Nick’s Life: An Interactive Timeline

After twenty-six torturous hours, my mother finally squeezes me out sans epidural in a feat of will power and endurance that she will remind me about for the rest of my life.

I am adorable and annoying but have no memory of any of it. You don’t remember when you were two years old either.

I grow up listening to my mother gossip and my grandmother tell stories, which are kind of the same thing when you think about it. I am consumed by curiosity about the people around me.

Curious about somebody around me, I wander off with a stranger, scaring the absolute shit out of my mother who finds me down the block. I am also never allowed to forget this.
My grandmother yells at me in a crowded airport, setting off a chain of events that will make us cuddle buddies for the rest of her life.

My parents divorce, my father succumbs to mental health challenges and addictions, and I enter what will be forever known as the Lost Years, where I try my absolute best to lay low and disappear in an Inland Empire junior high school hellscape.

My tour of hellscapes continues at Centennial High School where I am a dutiful teacher’s pet but something of a social outcast (nerdy, gay, awkward—see photo). I work on the school newspaper and literary magazine, make an unlikely appearance on The PBS News Hour, and focus on getting into college and out of Corona.
I attend Brown University where I graduate with honors, write an opinions column for the Brown Daily Herald, and shamefully (though shamelessly at the time) steal massive quantities of food from the common room kitchens.
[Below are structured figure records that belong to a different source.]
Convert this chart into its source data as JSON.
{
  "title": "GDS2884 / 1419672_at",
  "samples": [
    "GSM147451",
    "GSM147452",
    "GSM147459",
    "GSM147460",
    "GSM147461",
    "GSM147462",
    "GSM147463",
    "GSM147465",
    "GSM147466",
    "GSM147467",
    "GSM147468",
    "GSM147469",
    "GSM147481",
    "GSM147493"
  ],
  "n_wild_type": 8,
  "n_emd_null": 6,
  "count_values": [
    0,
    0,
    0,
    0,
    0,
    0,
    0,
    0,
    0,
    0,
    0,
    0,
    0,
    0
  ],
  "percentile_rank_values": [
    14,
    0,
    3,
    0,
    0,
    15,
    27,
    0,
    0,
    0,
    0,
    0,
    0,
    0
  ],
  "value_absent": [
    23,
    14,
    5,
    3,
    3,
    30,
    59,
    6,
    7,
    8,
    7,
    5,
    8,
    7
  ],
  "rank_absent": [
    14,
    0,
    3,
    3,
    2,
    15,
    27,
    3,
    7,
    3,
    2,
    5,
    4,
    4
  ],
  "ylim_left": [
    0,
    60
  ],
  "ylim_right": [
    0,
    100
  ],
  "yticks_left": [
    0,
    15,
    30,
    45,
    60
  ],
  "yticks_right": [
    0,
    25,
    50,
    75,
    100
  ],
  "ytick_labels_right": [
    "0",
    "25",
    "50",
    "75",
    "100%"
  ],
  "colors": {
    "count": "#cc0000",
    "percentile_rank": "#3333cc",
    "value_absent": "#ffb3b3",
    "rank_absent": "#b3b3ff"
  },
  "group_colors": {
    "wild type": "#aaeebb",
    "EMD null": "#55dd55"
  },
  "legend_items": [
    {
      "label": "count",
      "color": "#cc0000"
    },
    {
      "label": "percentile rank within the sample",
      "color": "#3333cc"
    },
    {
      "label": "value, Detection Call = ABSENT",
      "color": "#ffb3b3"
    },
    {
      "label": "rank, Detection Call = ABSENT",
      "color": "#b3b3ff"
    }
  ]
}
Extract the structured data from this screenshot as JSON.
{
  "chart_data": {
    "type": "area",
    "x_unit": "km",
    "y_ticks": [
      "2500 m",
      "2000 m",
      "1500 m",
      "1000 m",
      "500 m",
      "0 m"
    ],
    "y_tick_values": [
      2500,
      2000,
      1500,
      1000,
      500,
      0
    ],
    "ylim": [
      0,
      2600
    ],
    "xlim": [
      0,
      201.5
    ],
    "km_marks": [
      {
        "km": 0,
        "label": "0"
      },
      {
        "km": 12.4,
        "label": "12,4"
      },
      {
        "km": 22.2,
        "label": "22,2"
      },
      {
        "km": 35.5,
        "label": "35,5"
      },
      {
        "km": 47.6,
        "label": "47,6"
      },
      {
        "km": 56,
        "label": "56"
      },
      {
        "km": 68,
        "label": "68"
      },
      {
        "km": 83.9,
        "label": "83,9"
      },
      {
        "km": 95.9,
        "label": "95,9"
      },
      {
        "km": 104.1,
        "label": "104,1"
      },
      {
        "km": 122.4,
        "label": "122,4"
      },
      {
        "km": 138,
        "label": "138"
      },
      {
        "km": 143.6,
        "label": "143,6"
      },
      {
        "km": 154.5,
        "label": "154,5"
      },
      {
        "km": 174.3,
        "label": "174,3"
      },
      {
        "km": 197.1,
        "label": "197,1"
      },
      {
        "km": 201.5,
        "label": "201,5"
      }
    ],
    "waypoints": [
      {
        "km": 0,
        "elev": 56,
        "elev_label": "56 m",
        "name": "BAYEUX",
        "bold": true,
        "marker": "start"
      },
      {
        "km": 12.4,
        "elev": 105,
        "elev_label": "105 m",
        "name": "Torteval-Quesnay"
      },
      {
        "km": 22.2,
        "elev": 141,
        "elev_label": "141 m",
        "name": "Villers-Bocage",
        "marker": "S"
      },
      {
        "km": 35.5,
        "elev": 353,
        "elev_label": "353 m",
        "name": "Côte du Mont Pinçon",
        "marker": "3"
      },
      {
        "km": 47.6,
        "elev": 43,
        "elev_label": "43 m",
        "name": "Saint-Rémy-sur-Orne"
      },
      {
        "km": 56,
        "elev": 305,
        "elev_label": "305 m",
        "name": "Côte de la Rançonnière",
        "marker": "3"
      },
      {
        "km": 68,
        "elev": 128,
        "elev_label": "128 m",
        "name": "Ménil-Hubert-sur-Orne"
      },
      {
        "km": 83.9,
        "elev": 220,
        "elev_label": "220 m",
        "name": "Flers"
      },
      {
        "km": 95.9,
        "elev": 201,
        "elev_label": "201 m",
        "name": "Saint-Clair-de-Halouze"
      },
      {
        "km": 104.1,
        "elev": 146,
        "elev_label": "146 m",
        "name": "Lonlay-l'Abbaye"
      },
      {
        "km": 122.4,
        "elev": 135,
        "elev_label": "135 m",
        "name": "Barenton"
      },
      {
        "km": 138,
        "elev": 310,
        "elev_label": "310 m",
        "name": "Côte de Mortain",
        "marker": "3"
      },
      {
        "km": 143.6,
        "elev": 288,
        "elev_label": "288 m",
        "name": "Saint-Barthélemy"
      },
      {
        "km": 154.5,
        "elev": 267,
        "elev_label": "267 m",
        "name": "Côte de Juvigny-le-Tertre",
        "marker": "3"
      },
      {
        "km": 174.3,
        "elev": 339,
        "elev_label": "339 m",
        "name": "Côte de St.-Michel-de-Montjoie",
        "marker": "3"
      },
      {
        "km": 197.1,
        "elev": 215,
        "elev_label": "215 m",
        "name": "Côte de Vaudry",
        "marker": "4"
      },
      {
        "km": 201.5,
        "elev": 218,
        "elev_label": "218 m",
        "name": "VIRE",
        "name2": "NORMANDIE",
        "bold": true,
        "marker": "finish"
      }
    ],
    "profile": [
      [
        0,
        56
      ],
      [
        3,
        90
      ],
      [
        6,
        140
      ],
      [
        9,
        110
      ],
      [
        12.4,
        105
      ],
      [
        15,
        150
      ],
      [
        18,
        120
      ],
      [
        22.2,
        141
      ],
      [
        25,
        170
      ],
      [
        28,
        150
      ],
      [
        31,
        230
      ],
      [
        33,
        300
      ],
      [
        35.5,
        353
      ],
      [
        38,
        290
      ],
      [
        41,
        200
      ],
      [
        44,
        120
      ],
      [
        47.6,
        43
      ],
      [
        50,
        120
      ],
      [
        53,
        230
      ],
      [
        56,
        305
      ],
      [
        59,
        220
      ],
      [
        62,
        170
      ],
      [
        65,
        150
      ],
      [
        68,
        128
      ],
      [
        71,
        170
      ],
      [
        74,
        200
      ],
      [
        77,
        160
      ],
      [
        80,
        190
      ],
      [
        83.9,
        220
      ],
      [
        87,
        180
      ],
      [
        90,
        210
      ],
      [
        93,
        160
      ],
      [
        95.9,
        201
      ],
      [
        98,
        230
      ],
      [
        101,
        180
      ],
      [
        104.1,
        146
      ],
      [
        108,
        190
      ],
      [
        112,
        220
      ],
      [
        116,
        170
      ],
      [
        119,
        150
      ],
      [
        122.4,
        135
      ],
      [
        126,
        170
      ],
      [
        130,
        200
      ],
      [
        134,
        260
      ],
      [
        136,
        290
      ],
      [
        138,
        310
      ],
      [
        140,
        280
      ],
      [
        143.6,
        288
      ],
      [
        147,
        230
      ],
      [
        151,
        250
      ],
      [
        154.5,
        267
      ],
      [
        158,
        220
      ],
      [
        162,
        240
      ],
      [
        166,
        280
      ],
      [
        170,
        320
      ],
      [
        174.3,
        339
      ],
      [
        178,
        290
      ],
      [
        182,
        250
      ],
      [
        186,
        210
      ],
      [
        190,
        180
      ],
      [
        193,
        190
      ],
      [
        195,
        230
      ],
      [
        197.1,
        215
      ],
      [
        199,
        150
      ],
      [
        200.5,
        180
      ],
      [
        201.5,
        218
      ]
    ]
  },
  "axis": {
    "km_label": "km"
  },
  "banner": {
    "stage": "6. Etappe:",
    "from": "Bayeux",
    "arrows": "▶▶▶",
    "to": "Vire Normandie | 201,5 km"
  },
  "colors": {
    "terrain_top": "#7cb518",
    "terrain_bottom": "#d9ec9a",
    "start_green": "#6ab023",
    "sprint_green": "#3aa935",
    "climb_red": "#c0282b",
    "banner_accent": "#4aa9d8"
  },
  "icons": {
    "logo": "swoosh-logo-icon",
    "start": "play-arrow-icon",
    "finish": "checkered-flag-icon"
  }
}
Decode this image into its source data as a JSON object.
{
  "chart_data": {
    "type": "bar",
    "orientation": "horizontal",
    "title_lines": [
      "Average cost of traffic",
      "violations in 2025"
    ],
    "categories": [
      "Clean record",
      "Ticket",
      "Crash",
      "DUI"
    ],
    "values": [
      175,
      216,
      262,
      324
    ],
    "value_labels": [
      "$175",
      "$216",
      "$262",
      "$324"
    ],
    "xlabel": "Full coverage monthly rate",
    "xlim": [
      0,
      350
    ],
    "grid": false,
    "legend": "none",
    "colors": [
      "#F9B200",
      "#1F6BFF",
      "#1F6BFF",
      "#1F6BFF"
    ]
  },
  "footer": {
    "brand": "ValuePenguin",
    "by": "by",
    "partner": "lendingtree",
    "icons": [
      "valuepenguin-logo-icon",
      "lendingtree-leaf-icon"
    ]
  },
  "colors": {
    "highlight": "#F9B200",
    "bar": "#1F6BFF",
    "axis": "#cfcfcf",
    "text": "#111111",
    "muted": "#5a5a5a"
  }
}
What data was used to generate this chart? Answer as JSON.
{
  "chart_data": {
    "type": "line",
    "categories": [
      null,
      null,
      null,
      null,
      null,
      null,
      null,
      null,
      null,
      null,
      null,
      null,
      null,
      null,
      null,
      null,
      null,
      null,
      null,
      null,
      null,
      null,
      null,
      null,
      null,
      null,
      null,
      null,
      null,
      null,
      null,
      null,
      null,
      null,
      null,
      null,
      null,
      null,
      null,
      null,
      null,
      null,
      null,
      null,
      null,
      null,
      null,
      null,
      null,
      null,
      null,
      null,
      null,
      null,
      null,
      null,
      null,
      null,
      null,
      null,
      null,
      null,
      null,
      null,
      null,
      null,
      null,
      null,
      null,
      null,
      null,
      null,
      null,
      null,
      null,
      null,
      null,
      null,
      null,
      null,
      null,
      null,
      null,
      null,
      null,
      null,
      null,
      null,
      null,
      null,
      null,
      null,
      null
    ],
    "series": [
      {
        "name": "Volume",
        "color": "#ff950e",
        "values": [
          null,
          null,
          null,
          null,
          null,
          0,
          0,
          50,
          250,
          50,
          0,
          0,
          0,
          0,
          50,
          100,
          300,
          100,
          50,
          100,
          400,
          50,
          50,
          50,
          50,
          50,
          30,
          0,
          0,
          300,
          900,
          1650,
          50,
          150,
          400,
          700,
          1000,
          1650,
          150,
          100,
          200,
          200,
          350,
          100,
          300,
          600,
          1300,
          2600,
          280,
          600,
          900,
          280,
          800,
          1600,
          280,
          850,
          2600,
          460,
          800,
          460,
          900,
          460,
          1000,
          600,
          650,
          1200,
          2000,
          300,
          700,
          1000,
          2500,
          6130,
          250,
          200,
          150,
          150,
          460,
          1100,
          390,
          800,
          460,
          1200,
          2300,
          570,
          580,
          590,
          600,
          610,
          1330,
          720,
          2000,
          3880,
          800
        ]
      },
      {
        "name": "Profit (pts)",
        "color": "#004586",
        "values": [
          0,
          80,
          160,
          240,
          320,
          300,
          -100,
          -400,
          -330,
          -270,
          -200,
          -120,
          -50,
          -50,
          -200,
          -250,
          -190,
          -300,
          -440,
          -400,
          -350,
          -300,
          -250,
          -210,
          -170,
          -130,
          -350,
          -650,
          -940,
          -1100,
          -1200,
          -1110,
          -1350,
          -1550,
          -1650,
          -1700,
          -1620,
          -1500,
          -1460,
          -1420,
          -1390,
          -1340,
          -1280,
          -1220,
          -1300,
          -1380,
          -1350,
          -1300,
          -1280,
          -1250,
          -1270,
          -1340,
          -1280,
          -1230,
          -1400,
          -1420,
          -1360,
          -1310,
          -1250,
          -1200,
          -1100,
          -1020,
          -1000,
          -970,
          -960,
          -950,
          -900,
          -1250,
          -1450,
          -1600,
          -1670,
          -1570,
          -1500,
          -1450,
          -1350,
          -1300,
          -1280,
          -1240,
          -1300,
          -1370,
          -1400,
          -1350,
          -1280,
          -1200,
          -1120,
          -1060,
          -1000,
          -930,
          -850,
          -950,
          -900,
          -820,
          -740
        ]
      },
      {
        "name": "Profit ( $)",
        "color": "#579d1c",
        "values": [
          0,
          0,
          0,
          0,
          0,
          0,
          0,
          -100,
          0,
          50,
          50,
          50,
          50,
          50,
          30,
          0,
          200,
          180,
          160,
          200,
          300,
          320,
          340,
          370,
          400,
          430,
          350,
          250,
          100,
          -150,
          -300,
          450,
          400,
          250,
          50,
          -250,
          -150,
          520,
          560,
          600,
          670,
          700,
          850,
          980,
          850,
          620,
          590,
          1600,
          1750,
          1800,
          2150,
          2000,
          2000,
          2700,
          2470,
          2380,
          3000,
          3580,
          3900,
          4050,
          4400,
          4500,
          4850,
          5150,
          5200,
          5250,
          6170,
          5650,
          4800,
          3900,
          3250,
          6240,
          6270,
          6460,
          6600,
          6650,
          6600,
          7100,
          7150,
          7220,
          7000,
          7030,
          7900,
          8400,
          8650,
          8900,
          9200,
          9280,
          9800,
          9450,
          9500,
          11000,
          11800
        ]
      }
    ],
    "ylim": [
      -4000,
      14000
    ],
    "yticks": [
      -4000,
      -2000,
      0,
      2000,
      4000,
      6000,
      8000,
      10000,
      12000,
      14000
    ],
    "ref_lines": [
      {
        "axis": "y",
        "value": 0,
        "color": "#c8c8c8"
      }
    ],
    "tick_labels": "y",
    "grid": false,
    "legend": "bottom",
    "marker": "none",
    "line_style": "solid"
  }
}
I make my cable television debut on a Phil Donahue (remember him?!) hosted round table on college admissions. I let a couple of zingers fly on live TV and make my family proud.

I take a gap year in Albuquerque, New Mexico, working at a Starbucks where I entertain my regulars—college students and retirees—with fables of my foibles. I am ultimately fired for conduct unbecoming a barista.

On a Eugene Cota Robles Fellowship, I begin my PhD program at UC Irvine, learning as much as I can about Oral History from one of the pioneers and titians of the field. I’ve spent my life thinking about the stories my grandparents told me, and now I write them into the historical record.
I lead a Ranch full of Reaganites in a chorus of God Bless America.

I begin work on my PhD Dissertation, “Spinning the Bottle: Ethnic Mexicans and Alcohol in Prohibition-era Los Angeles,” which, in addition to being well-researched and beautifully written, is also a bit on the nose because I was drinking a lot during this period of my life.

I move to San Diego for a PostDoc at UCSD and begin teaching History and Chicana/o Studies at UC Irvine. But, alas, neither my heart nor future are in the academy any longer and I make the decision to quietly flee to a career in marketing.

I get a baby kitten. Her name is Selena and the love is eternal.

The Very Drunk Years. I make a lot of memories at the bars and with the boys during these years in San Diego. Unfortunately, or fortunately perhaps, I don’t remember many of them.

The day after my 35th birthday, I meet Greg and everything changes. Following Greg’s lead, I become a Beyonce fan and begin riding motorized wheel devices.

Greg, captivated by my stories of triumph and tragedy, encourages me to attend a Moth StorySlam in Los Angeles, which I win by telling a story about the relief I felt when my family finally made fun of me for being gay (it’s a long five-minute story!).
Greg is run over by a car but, as he is made of gummy worms, he is miraculously unscathed.

We get married at an enormous, three-costume-change event, with two heartbreaking absences: my grandmother, who we have just lost to Alzheimers, and Greg’s parents who decline the invitation.